Die Idee ist gut: Statt genervt zu warten, nutzt man die gewonnenen Augenblicke für Yoga-Haltungen. Das humorvolle Buch erinnert mich an Milena Mosers „Schlampenyoga“, indem ebenfalls Bilder von Yoga-Haltungen an unmöglichen Orten aufgenommen wurden. In „Yoga while you wait“ erheitern die Aufnahmen an Bushaltestelle und Waschsalon, an der Bahnschranke und im Auto an der Ampel. Herzig auch die Vorbeuge in der Warteschlange an der Supermarktkasse und die Adlerhaltung vorm der Damentoilette. Man muss sich eben nur trauen, dann lernt man das Warten sogar zu schätzen! Das ist einerseits lustig, anderseits kann es Yoga zu dem machen, was es sein soll: alltäglich.

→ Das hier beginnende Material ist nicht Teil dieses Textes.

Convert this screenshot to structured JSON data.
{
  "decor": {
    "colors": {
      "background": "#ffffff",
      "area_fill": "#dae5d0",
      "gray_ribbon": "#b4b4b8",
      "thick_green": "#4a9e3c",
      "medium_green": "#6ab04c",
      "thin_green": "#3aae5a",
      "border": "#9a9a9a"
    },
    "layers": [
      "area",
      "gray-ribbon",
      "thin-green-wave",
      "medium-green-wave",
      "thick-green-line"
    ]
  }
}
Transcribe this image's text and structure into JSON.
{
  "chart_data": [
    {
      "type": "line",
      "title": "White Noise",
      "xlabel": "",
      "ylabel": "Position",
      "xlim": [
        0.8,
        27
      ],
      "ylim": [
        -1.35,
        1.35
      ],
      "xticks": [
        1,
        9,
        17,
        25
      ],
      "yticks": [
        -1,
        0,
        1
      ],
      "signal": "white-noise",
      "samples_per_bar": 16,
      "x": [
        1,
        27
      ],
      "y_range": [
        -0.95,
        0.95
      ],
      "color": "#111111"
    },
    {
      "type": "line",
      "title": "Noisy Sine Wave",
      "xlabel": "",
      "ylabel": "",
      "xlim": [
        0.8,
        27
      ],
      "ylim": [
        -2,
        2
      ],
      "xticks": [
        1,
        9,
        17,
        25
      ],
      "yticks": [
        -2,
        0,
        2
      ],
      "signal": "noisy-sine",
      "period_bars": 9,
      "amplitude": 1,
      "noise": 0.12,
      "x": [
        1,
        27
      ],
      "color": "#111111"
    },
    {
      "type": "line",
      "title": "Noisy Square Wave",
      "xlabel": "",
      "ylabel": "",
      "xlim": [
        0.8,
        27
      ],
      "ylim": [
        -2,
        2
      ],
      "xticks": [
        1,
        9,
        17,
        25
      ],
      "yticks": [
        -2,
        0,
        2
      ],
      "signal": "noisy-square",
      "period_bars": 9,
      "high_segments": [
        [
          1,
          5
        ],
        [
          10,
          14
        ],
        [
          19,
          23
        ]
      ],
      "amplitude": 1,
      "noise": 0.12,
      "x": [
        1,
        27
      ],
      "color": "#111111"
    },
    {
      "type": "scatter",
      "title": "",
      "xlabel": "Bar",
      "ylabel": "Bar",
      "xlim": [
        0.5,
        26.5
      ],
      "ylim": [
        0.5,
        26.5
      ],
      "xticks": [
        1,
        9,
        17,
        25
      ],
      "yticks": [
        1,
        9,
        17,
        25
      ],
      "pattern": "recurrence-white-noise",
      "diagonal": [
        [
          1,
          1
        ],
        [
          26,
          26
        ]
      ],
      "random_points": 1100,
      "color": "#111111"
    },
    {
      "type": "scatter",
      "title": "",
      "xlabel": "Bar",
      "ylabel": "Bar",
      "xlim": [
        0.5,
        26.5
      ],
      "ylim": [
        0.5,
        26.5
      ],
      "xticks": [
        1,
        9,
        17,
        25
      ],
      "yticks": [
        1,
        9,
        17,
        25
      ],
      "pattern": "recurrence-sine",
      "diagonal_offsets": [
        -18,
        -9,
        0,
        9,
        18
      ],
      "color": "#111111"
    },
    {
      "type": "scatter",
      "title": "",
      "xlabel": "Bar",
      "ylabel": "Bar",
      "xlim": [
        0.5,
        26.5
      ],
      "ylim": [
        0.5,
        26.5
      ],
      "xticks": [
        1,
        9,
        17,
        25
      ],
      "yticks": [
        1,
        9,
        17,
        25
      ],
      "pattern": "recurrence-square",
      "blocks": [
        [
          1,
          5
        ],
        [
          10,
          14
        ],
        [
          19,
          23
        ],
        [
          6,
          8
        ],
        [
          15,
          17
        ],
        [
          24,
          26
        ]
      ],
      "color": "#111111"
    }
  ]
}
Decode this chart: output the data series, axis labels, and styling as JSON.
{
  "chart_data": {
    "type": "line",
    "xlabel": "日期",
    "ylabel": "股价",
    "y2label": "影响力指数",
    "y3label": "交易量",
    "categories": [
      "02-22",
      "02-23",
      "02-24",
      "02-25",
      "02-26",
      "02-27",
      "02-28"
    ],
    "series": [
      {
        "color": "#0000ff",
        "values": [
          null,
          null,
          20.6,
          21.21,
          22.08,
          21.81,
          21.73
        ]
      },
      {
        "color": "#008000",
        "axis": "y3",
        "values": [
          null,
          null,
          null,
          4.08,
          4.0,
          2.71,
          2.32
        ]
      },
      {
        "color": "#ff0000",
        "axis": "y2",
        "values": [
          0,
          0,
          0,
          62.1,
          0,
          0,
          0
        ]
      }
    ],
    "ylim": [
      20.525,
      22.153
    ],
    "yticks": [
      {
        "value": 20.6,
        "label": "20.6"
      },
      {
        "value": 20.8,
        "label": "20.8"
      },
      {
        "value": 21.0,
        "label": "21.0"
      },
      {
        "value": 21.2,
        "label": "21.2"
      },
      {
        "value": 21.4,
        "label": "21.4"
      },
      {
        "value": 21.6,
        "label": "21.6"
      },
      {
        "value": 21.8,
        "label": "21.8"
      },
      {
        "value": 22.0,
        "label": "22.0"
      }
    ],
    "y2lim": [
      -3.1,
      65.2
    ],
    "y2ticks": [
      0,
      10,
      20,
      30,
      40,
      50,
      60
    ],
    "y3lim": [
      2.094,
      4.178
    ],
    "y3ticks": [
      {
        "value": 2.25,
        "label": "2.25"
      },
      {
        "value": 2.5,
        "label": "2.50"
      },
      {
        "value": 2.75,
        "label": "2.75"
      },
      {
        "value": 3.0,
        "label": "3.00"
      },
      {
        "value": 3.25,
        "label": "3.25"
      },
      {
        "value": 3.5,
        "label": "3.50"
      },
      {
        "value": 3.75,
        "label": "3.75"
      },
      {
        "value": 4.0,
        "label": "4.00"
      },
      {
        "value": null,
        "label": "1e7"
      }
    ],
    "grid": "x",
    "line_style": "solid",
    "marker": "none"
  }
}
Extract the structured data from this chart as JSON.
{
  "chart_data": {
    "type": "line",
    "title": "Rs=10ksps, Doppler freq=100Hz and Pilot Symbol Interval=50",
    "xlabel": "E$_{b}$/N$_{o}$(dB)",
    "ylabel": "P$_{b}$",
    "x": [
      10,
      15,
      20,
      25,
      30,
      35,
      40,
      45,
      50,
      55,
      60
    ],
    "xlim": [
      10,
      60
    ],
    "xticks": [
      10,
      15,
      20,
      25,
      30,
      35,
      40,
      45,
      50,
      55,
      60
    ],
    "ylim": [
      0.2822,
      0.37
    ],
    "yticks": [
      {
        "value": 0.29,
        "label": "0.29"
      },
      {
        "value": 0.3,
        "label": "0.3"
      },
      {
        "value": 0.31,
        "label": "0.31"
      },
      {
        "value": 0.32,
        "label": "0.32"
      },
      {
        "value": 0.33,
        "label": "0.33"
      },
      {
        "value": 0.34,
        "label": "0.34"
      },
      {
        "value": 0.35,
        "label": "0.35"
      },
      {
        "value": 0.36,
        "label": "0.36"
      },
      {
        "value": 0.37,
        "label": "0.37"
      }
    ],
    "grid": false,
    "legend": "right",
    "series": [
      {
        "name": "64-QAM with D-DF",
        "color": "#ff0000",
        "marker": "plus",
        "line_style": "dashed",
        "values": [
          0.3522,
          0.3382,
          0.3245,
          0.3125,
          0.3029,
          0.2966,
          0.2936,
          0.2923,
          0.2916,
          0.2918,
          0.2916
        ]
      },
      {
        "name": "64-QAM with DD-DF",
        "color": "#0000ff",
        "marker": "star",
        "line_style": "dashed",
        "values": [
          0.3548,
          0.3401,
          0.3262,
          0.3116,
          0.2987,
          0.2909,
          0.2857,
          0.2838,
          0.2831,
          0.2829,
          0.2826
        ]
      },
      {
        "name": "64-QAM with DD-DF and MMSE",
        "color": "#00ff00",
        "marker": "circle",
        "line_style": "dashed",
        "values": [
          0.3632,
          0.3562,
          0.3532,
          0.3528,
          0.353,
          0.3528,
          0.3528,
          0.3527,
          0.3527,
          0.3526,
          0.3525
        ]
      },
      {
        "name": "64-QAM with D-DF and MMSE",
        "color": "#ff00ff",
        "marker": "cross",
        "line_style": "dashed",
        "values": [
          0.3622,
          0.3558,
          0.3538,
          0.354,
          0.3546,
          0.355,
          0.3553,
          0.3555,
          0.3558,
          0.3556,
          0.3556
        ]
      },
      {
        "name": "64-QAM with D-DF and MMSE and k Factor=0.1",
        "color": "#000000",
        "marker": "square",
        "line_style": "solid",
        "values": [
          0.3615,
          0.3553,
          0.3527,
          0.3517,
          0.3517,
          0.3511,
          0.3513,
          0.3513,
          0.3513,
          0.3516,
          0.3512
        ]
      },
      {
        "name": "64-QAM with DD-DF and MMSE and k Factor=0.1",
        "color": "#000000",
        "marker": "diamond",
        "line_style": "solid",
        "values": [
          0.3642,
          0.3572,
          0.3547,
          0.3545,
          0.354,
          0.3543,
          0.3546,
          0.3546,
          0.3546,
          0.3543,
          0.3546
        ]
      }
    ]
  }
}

Yoga beim Warten: Yoga while you wait

„Auch Atmen, Schauen, Stehen und Sitzen ist Yoga und richtig ausgeführt ist auch für Fortgeschrittene Yoga jedes Mal das erste Mal.“ Die Autorin möchte nicht mit perfekten Yoga-Haltungen wie in anderen Büchern die Leser einschüchtern, sondern Yoga jedem nahebringen. Yoga beginnt immer da, wo man gerade ist. Die Anleitungen sind gerade deshalb sehr sorgfältig erläutert, denn die Haltungen müssen an den Übenden angepasst werden, nicht umgekehrt. Nun muss man sich trauen, das in der Öffentlichkeit zu praktizieren. Aber auch das ist ja im yogischen Sinne eine Übung, ganz mit Hingabe und Aufmerksamkeit bei sich zu bleiben. Auch und gerade im trubeligen Umfeld, arbeiten wir damit an unserer Gelassenheit.

Die Berghaltung: Unerschütterlich im Alltag

Mit sehr viel Spaß wurde hier zu Werke gegangen: Die einleitenden Texte zu jeder Haltung beschreiben eine alltägliche Situation und Judith Stoletzky schlägt dazu eine passende Haltung vor. es geht ihr mehr darum, jede Möglichkeit am Tag zu nutzen, statt nur einmal in der Woche 90 Minuten Yoga zu üben. Eine Kostprobe aus dem Buch: „Der Berg (tadasana) – Warten auf den Sommer. Das Warten auf die Sonne kann sensiblen Naturen bereits Anfang November vollkommen den Boden unter den Füßen wegziehen. Manch einer fällt spätestens im Frühling in ein tiefes Loch. Die Berghaltung hilft, stoisch zu ertragen, was unverrückbar ist, wie es ist. Wer im Herbst anfängt zu üben, den können weder endlose Winter noch viel zu kurze Sommer, noch 98,73 % aller anderen schwer beeinflussbaren Situationen erschüttern – nicht das Warten auf Godot. Nicht das Warten auf die Freibadsaison, auf den Pizzaboten oder darauf, dass die Menschheit klüger werde.“ Danach folgen die genaue Anleitung, Kontraindikationen und eine kurze Beschreibung der Wirkung.